Okay excellent. I'll get to work.
@rubensworks Do you know if there's an easy way to run tests in the web browser? Just to be sure everything's working properly.
@rubensworks Do you know if there's an easy way to run tests in the web browser? Just to be sure everything's working properly.
@jaxoncreed We recently started also running our system tests (that we already ran in Node) in browsers using Karma: https://github.com/comunica/comunica/blob/master/package.json#L88 For example, tests like these. So you could try writing such system tests as well (next to the specific actor unit tests, which I would run only in Node). The only caveat is that no jest-specific things can be used in this case, but I think this is not required here.
Hey @rubensworks I'm having a bit of trouble getting the system tests to work. Even on a clean install, they time out.
I'm cloning the repo, running yarn install, then running yarn test. Is there anything else I need to do?
I'm cloning the repo, running yarn install, then running yarn test. Is there anything else I need to do?
Nope, that's all you need to do.
But they did work before for you, or not?
System tests did work before. But after updating to the most recent version on master, they fail by timing out
System tests did work before.
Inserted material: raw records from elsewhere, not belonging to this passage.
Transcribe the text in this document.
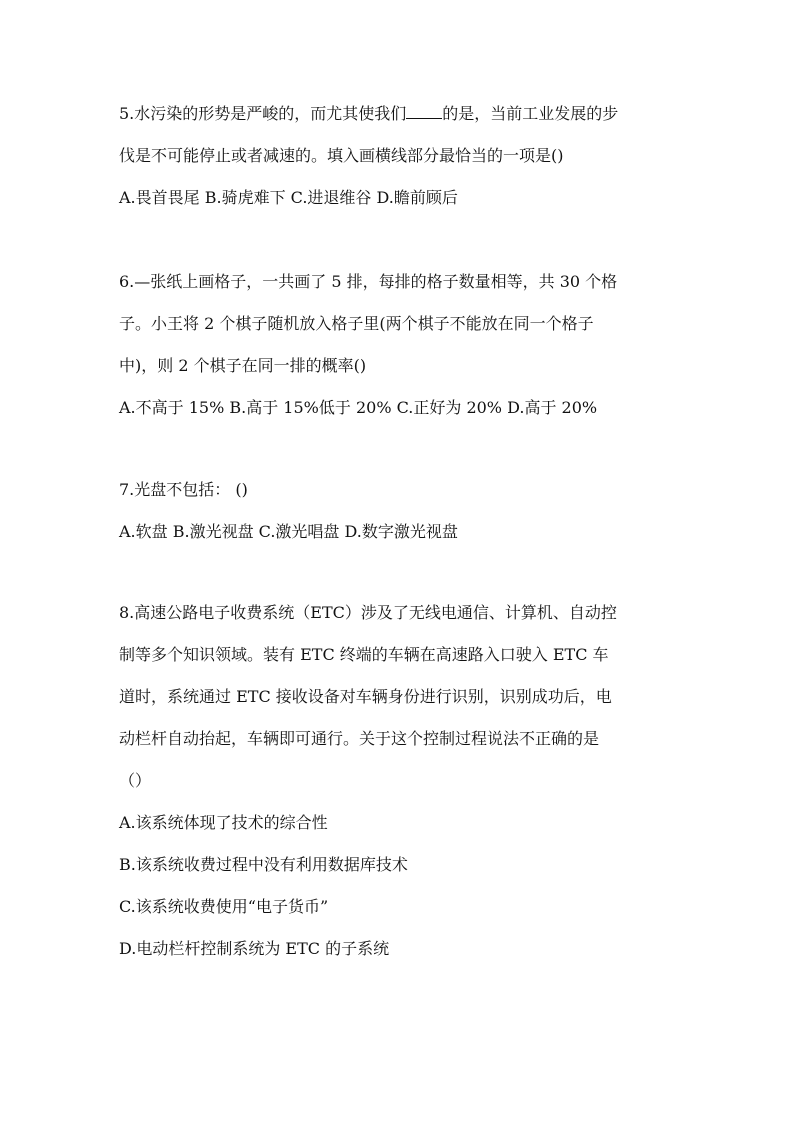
5.水污染的形势是严峻的，而尤其使我们 的是，当前工业发展的步

伐是不可能停止或者减速的。填入画横线部分最恰当的一项是()

A.畏首畏尾 B.骑虎难下 C.进退维谷 D.瞻前顾后

6.—张纸上画格子，一共画了 5 排，每排的格子数量相等，共 30 个格

子。小王将 2 个棋子随机放入格子里(两个棋子不能放在同一个格子

中)，则 2 个棋子在同一排的概率()

A.不高于 15% B.高于 15%低于 20% C.正好为 20% D.高于 20%

7.光盘不包括： ()

A.软盘 B.激光视盘 C.激光唱盘 D.数字激光视盘

8.高速公路电子收费系统（ETC）涉及了无线电通信、计算机、自动控

制等多个知识领域。装有 ETC 终端的车辆在高速路入口驶入 ETC 车

道时，系统通过 ETC 接收设备对车辆身份进行识别，识别成功后，电

动栏杆自动抬起，车辆即可通行。关于这个控制过程说法不正确的是

（）

A.该系统体现了技术的综合性

B.该系统收费过程中没有利用数据库技术

C.该系统收费使用“电子货币”

D.电动栏杆控制系统为 ETC 的子系统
But after updating to the most recent version on master, they fail by timing out
That's weird. Nothing really changed though. Since the CI still works, and they don't time-out on my machine and on the machines from other people I know, I suspect it will be an issue on your end somehow.
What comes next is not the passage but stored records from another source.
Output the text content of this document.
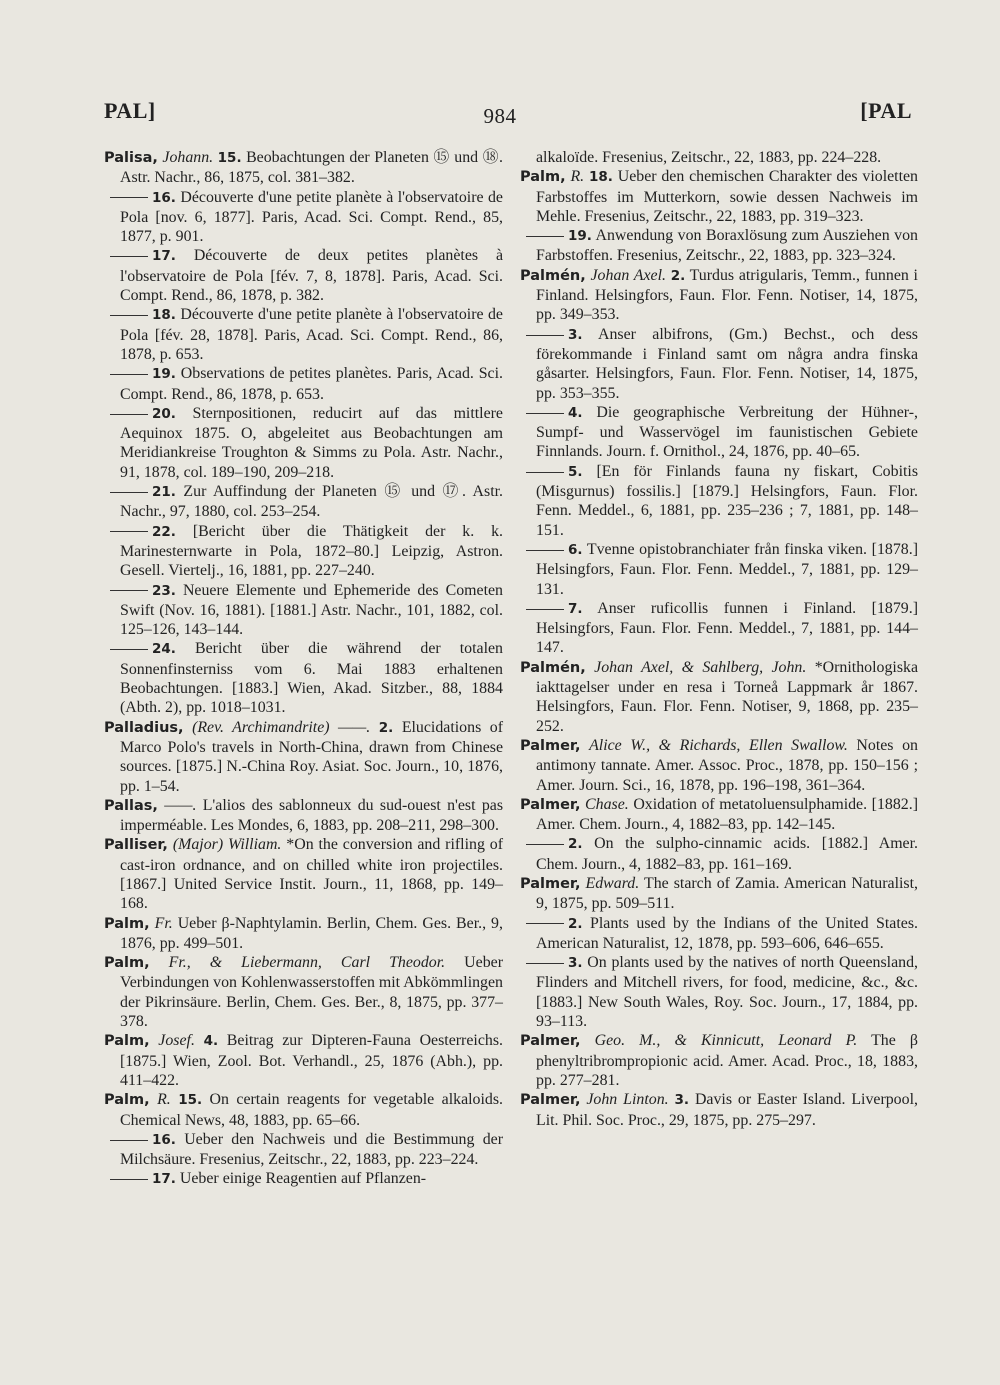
PAL]	984	[PAL

Palisa, Johann. 15. Beobachtungen der Planeten ⑮ und ⑱. Astr. Nachr., 86, 1875, col. 381–382.

16. Découverte d'une petite planète à l'observatoire de Pola [nov. 6, 1877]. Paris, Acad. Sci. Compt. Rend., 85, 1877, p. 901.

17. Découverte de deux petites planètes à l'observatoire de Pola [fév. 7, 8, 1878]. Paris, Acad. Sci. Compt. Rend., 86, 1878, p. 382.

18. Découverte d'une petite planète à l'observatoire de Pola [fév. 28, 1878]. Paris, Acad. Sci. Compt. Rend., 86, 1878, p. 653.

19. Observations de petites planètes. Paris, Acad. Sci. Compt. Rend., 86, 1878, p. 653.

20. Sternpositionen, reducirt auf das mittlere Aequinox 1875. O, abgeleitet aus Beobachtungen am Meridiankreise Troughton & Simms zu Pola. Astr. Nachr., 91, 1878, col. 189–190, 209–218.

21. Zur Auffindung der Planeten ⑮ und ⑰. Astr. Nachr., 97, 1880, col. 253–254.

22. [Bericht über die Thätigkeit der k. k. Marinesternwarte in Pola, 1872–80.] Leipzig, Astron. Gesell. Viertelj., 16, 1881, pp. 227–240.

23. Neuere Elemente und Ephemeride des Cometen Swift (Nov. 16, 1881). [1881.] Astr. Nachr., 101, 1882, col. 125–126, 143–144.

24. Bericht über die während der totalen Sonnenfinsterniss vom 6. Mai 1883 erhaltenen Beobachtungen. [1883.] Wien, Akad. Sitzber., 88, 1884 (Abth. 2), pp. 1018–1031.

Palladius, (Rev. Archimandrite) ——. 2. Elucidations of Marco Polo's travels in North-China, drawn from Chinese sources. [1875.] N.-China Roy. Asiat. Soc. Journ., 10, 1876, pp. 1–54.

Pallas, ——. L'alios des sablonneux du sud-ouest n'est pas imperméable. Les Mondes, 6, 1883, pp. 208–211, 298–300.

Palliser, (Major) William. *On the conversion and rifling of cast-iron ordnance, and on chilled white iron projectiles. [1867.] United Service Instit. Journ., 11, 1868, pp. 149–168.

Palm, Fr. Ueber β-Naphtylamin. Berlin, Chem. Ges. Ber., 9, 1876, pp. 499–501.

Palm, Fr., & Liebermann, Carl Theodor. Ueber Verbindungen von Kohlenwasserstoffen mit Abkömmlingen der Pikrinsäure. Berlin, Chem. Ges. Ber., 8, 1875, pp. 377–378.

Palm, Josef. 4. Beitrag zur Dipteren-Fauna Oesterreichs. [1875.] Wien, Zool. Bot. Verhandl., 25, 1876 (Abh.), pp. 411–422.

Palm, R. 15. On certain reagents for vegetable alkaloids. Chemical News, 48, 1883, pp. 65–66.

16. Ueber den Nachweis und die Bestimmung der Milchsäure. Fresenius, Zeitschr., 22, 1883, pp. 223–224.

17. Ueber einige Reagentien auf Pflanzen-

alkaloïde. Fresenius, Zeitschr., 22, 1883, pp. 224–228.

Palm, R. 18. Ueber den chemischen Charakter des violetten Farbstoffes im Mutterkorn, sowie dessen Nachweis im Mehle. Fresenius, Zeitschr., 22, 1883, pp. 319–323.

19. Anwendung von Boraxlösung zum Ausziehen von Farbstoffen. Fresenius, Zeitschr., 22, 1883, pp. 323–324.

Palmén, Johan Axel. 2. Turdus atrigularis, Temm., funnen i Finland. Helsingfors, Faun. Flor. Fenn. Notiser, 14, 1875, pp. 349–353.

3. Anser albifrons, (Gm.) Bechst., och dess förekommande i Finland samt om några andra finska gåsarter. Helsingfors, Faun. Flor. Fenn. Notiser, 14, 1875, pp. 353–355.

4. Die geographische Verbreitung der Hühner-, Sumpf- und Wasservögel im faunistischen Gebiete Finnlands. Journ. f. Ornithol., 24, 1876, pp. 40–65.

5. [En för Finlands fauna ny fiskart, Cobitis (Misgurnus) fossilis.] [1879.] Helsingfors, Faun. Flor. Fenn. Meddel., 6, 1881, pp. 235–236 ; 7, 1881, pp. 148–151.

6. Tvenne opistobranchiater från finska viken. [1878.] Helsingfors, Faun. Flor. Fenn. Meddel., 7, 1881, pp. 129–131.

7. Anser ruficollis funnen i Finland. [1879.] Helsingfors, Faun. Flor. Fenn. Meddel., 7, 1881, pp. 144–147.

Palmén, Johan Axel, & Sahlberg, John. *Ornithologiska iakttagelser under en resa i Torneå Lappmark år 1867. Helsingfors, Faun. Flor. Fenn. Notiser, 9, 1868, pp. 235–252.

Palmer, Alice W., & Richards, Ellen Swallow. Notes on antimony tannate. Amer. Assoc. Proc., 1878, pp. 150–156 ; Amer. Journ. Sci., 16, 1878, pp. 196–198, 361–364.

Palmer, Chase. Oxidation of metatoluensulphamide. [1882.] Amer. Chem. Journ., 4, 1882–83, pp. 142–145.

2. On the sulpho-cinnamic acids. [1882.] Amer. Chem. Journ., 4, 1882–83, pp. 161–169.

Palmer, Edward. The starch of Zamia. American Naturalist, 9, 1875, pp. 509–511.

2. Plants used by the Indians of the United States. American Naturalist, 12, 1878, pp. 593–606, 646–655.

3. On plants used by the natives of north Queensland, Flinders and Mitchell rivers, for food, medicine, &c., &c. [1883.] New South Wales, Roy. Soc. Journ., 17, 1884, pp. 93–113.

Palmer, Geo. M., & Kinnicutt, Leonard P. The β phenyltribrompropionic acid. Amer. Acad. Proc., 18, 1883, pp. 277–281.

Palmer, John Linton. 3. Davis or Easter Island. Liverpool, Lit. Phil. Soc. Proc., 29, 1875, pp. 275–297.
Okay! It looks all the tests are passing except for any tests that involve solid-authn-js, and I have not yet found a solution for that.
The tests will have no problem with running the setup (https://github.com/jaxoncreed/comunica/blob/feat/http-cache/engines/query-sparql/test/QuerySparql-solid-test.ts#L133-L136), but when it runs the actual test (https://github.com/jaxoncreed/comunica/blob/feat/http-cache/engines/query-sparql/test/QuerySparql-solid-test.ts#L141-L143), jest freezes. Tests won't even time out.
More specifically, they will freeze because of a low-level crypto function that signs DPoP tokens (https://github.com/panva/jose/blob/main/src/runtime/node/sign.ts#L30). There may be some kind of problem with promisifying the crypto function, but the confounding part is that this has nothing to do with the cache.
Even more strange, when you force the cache to always return undefined, the stream will be consumed prematurely. The stream is still open inside ActorHttpCache but is closed by the time it reaches ActorRdfHypermediaNone. For some reason, the stream is being consumed somewhere after the cache code.
@rubensworks if any of this sounds like something you've dealt with before, let me know, otherwise I'll keep at it.
@jaxoncreed Ok, interesting. Since you also get these freezing tests on the master branch, this probably isn't a caching problem indeed. So I would suggest not losing too much time on this. As long as the tests pass in the CI, it's fine by me.
@jeswr have you run into this problem that @jaxoncreed is describing before? If so, how can it be resolved?
Unfortunately, I fixed the master branch and the freezing only happens with the cache now. It does not pass CI.
@jeswr have you run into this problem that @jaxoncreed is describing before? If so, how can it be resolved?
Yes - tests freeze a lot on me when I run the whole test suite (for me it has been happening prior to the introduction of Solid specific tests), I had pinned it on my machine since the Linux Kernel wasn't fully supporting all of the hardware on my work machine until recently. Locally, I've just been testing only the suites for the files I have changed and then skipping the pre-commit check and then relying on CI to run all the tests.
I don't have a fix for this specific solid test.
Thanks @jeswr . It looks like problem persists in the CI when you include the cache I wrote. Also, it looks like the integration tests freeze as well. I'm going to see if they're freezing for the same reason....
Okay, integration tests are freezing for some reason other than the crypto library. Not sure what it is yet. Looking into it.